During stage 1 of the practical, learners set up and carry out a neutralisation reaction by titration (LO1). Judge how successfully this LO has been met by observing how learners carry out the practical and the quality of their answers to the stage 1 questions. Learners then go on to calculate the actual concentration of the acid used (LO2).

During stage 2 and 3 of the practical, learners go on to produce a pure sample of chloride crystals (LO3). Judge how successfully this LO has been met by observing how learners carry out the practical and the quality of their answers to the stage 2 questions and stage 3 questions 2 and 3.

To achieve LO4, learners must carefully record the volume of acid that is neutralised by the sodium hydroxide (stage 1 question 5) and the mass of the dry crystals (stage 3, method point 3).

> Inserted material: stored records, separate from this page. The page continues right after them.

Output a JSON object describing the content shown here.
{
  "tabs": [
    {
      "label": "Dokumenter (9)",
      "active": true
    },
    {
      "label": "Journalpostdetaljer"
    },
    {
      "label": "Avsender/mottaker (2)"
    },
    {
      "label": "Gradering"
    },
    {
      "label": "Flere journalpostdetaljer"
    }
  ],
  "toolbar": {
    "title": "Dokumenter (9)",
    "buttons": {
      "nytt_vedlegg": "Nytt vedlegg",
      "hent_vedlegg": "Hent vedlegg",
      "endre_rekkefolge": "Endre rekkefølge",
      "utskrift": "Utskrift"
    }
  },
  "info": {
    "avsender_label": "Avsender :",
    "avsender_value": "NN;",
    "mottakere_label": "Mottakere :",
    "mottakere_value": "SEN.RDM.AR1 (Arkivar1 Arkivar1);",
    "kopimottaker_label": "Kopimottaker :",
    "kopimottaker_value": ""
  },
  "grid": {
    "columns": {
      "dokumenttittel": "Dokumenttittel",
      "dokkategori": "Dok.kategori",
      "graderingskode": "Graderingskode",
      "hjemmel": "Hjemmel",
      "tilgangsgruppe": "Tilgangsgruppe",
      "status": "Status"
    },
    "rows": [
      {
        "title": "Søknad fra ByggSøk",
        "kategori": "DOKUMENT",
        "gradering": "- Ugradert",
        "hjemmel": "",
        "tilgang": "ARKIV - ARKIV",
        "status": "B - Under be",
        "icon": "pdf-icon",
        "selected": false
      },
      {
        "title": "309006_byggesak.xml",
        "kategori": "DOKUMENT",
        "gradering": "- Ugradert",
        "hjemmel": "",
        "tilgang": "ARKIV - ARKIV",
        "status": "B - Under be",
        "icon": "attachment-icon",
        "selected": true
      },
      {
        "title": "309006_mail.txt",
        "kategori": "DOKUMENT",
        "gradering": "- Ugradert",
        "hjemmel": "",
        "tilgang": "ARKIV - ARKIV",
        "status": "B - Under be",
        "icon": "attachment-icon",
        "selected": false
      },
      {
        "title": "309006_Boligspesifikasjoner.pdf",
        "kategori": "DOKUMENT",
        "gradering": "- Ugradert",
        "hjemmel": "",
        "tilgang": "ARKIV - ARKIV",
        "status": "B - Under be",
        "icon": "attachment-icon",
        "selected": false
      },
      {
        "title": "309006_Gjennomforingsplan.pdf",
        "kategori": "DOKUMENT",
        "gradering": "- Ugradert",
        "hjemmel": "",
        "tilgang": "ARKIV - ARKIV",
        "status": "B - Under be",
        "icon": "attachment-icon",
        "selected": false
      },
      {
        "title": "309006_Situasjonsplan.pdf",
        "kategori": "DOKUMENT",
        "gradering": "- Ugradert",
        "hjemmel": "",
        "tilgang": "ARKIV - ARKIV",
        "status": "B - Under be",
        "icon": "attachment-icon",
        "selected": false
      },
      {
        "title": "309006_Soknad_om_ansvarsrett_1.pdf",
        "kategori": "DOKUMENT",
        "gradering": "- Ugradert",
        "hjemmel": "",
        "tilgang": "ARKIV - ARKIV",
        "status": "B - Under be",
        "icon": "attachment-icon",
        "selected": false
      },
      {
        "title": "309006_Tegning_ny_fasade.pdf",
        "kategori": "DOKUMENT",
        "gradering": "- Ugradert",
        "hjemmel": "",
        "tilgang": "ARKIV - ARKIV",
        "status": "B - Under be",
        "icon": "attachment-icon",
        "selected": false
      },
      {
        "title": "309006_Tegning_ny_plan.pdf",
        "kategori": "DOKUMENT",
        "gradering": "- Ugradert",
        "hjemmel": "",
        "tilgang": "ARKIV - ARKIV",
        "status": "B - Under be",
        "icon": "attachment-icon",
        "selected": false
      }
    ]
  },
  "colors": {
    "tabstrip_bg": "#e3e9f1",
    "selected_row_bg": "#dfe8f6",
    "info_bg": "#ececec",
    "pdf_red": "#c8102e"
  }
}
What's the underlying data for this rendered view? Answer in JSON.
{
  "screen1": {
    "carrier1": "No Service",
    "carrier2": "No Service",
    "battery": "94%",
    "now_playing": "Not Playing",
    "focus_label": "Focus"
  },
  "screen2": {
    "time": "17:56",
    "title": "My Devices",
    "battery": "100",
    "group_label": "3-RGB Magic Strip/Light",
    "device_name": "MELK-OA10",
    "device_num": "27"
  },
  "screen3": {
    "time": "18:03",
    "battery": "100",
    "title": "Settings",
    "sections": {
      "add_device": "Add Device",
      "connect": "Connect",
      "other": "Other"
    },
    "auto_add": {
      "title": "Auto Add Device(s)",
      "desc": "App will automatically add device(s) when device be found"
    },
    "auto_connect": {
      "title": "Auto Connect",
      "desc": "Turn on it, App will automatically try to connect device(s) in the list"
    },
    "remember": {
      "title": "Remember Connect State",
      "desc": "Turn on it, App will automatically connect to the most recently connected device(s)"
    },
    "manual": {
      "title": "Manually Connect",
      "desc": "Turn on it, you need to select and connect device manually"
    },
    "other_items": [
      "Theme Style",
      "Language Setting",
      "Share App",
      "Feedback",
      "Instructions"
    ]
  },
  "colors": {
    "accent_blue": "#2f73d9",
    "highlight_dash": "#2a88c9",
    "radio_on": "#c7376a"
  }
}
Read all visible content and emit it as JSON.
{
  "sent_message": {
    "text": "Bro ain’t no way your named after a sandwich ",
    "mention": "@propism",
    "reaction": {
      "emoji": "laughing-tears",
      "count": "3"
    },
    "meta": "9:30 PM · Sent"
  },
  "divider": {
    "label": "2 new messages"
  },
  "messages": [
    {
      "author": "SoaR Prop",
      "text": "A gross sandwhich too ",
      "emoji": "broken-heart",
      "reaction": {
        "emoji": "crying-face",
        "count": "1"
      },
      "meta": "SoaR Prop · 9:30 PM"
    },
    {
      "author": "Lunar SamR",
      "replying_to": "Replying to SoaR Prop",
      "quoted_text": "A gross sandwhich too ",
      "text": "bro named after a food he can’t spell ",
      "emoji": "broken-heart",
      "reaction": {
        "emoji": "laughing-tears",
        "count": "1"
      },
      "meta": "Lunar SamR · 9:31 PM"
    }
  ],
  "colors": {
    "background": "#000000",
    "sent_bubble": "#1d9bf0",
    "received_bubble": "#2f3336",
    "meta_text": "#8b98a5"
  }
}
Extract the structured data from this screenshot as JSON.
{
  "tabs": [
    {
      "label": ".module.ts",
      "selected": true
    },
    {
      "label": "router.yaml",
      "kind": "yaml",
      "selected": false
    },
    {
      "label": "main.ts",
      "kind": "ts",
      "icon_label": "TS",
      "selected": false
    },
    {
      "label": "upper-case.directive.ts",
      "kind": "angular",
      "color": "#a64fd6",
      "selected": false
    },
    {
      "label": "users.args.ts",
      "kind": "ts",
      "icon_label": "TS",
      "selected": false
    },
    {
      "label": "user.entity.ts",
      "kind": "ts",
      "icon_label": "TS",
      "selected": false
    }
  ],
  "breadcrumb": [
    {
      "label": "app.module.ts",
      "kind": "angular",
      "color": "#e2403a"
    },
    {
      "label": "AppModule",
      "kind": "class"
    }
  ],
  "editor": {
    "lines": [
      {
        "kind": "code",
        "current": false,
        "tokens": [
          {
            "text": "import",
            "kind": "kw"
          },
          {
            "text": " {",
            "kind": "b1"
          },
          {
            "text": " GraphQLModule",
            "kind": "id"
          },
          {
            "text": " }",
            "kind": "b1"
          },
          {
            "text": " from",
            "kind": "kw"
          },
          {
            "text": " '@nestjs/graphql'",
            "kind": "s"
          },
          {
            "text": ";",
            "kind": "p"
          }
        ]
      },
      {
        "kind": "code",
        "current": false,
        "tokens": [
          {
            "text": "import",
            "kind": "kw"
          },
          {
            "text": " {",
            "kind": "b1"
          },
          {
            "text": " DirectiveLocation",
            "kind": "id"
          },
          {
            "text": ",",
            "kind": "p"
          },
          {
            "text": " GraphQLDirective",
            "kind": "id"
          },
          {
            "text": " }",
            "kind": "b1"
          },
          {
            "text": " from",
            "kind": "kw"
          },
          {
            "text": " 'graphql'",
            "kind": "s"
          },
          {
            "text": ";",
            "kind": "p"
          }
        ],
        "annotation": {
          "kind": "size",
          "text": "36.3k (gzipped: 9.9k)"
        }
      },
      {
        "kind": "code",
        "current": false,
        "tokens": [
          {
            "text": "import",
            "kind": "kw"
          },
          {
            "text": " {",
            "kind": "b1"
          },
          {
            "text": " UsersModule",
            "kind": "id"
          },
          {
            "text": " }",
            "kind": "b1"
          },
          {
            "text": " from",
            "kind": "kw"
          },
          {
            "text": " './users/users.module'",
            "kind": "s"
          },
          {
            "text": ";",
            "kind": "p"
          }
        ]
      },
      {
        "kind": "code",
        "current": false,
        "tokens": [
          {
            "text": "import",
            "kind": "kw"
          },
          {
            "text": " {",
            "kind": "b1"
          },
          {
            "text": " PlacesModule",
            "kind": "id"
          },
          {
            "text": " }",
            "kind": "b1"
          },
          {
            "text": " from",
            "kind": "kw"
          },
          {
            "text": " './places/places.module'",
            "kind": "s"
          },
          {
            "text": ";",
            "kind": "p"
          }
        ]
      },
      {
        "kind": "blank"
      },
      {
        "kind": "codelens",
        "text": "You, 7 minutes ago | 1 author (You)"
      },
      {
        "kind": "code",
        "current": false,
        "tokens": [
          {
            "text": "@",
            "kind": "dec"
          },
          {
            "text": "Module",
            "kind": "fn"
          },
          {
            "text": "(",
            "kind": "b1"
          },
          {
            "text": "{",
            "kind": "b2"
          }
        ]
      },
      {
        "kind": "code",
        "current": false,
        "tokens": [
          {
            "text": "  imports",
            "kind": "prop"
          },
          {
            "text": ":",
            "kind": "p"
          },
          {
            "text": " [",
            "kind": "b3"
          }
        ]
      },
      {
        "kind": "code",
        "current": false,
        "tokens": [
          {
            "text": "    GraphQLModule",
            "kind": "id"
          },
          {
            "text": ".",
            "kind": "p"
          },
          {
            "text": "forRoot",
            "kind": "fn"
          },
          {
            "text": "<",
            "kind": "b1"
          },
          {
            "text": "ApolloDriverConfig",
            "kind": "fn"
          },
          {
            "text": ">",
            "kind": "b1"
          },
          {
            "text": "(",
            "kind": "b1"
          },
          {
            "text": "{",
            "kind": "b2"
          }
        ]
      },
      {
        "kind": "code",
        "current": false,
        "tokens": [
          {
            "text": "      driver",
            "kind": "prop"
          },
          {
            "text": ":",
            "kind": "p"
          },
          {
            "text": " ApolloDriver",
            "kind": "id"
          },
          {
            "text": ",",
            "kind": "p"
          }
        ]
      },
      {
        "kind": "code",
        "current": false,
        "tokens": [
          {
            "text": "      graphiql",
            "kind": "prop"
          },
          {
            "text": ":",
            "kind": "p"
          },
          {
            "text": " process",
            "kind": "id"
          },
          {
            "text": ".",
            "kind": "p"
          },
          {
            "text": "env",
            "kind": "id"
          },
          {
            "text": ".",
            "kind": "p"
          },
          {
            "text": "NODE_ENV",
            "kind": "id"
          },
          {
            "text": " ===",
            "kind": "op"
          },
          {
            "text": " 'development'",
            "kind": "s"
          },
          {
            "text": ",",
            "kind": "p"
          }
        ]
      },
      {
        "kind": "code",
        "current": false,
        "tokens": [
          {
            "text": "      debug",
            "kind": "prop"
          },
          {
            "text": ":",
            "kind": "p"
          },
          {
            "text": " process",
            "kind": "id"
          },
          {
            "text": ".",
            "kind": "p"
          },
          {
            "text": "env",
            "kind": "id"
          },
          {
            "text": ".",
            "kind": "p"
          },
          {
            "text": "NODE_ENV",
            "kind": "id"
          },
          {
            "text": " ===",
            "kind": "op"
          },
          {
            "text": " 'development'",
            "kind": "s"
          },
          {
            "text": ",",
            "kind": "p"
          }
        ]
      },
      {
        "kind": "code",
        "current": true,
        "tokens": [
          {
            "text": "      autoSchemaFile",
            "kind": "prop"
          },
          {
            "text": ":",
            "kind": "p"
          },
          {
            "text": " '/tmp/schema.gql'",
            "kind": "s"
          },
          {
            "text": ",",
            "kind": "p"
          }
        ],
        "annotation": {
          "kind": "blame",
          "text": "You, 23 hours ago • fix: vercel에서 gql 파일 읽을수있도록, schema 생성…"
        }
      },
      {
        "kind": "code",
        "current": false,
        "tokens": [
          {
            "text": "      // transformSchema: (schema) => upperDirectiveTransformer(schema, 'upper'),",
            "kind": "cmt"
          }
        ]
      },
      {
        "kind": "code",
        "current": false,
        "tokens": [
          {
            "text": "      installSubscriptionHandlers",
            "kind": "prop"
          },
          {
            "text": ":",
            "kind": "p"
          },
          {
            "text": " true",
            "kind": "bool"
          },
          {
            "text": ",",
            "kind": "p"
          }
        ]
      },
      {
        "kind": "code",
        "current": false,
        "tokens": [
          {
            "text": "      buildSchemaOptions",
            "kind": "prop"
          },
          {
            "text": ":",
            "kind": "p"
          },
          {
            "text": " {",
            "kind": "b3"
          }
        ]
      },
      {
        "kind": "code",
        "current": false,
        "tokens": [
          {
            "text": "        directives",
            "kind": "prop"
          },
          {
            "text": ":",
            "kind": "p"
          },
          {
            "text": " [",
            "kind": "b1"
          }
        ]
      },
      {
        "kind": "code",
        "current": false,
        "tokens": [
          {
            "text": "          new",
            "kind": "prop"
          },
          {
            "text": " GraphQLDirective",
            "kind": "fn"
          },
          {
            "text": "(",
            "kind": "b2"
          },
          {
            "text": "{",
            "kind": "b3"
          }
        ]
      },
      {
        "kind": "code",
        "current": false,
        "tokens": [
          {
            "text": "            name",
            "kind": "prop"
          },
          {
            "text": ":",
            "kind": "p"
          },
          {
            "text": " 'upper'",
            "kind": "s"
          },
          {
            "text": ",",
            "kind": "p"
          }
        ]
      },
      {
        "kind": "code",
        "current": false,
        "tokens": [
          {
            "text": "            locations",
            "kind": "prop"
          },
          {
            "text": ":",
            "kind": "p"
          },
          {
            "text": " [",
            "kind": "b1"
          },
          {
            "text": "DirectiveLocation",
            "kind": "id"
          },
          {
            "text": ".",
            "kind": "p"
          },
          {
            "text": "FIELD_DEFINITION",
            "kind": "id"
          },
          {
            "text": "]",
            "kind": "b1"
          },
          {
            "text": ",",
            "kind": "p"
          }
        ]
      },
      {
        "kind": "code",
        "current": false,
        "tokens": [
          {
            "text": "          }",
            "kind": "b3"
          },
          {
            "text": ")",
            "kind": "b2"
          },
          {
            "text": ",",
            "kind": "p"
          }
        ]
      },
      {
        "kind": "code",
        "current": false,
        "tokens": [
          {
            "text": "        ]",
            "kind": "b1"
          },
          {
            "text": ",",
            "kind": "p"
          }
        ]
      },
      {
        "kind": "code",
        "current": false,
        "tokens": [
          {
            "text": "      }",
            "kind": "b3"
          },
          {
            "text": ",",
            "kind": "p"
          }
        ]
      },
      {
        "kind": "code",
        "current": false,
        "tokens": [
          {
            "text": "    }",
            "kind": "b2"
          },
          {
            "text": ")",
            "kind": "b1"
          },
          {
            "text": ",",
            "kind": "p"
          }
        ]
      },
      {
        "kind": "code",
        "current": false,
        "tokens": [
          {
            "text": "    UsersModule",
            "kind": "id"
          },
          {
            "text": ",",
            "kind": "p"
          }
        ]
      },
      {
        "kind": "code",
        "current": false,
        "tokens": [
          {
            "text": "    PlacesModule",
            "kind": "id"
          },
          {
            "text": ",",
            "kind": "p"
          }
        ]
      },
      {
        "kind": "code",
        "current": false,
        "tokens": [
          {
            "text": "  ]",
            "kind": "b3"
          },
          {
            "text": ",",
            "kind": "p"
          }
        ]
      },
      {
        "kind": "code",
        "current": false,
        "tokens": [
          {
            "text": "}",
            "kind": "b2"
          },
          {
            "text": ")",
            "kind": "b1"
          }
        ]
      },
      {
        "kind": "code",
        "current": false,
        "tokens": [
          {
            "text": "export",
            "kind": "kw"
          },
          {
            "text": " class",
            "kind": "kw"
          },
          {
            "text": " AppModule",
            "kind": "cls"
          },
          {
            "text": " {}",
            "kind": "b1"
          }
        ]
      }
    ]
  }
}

Learners must apply their knowledge of moles, concentration and percentage yield calculations to answer stage 3 question 5 and achieve LO5, which will provide extra challenge.

Scaffolding

Decide if this experiment is suitable to use with different classes and if learners need preliminary training in using the techniques involved in titration. The following practical assumes that you have judged the class to be capable of doing this experiment using a burette with reasonable expectation of success.

There are three stages to this practical. In the accompanying presentation, each stage has three slides including a written method, integrated instructions and a set of questions. Depending on the class and the time available, learners can either work through all three stages of the practical or just carry out part of it. For example, you can do stage 1 as a teacher demonstration and once the required volume of hydrochloric acid had been determined, learners can carry out stages 2 and 3 for themselves.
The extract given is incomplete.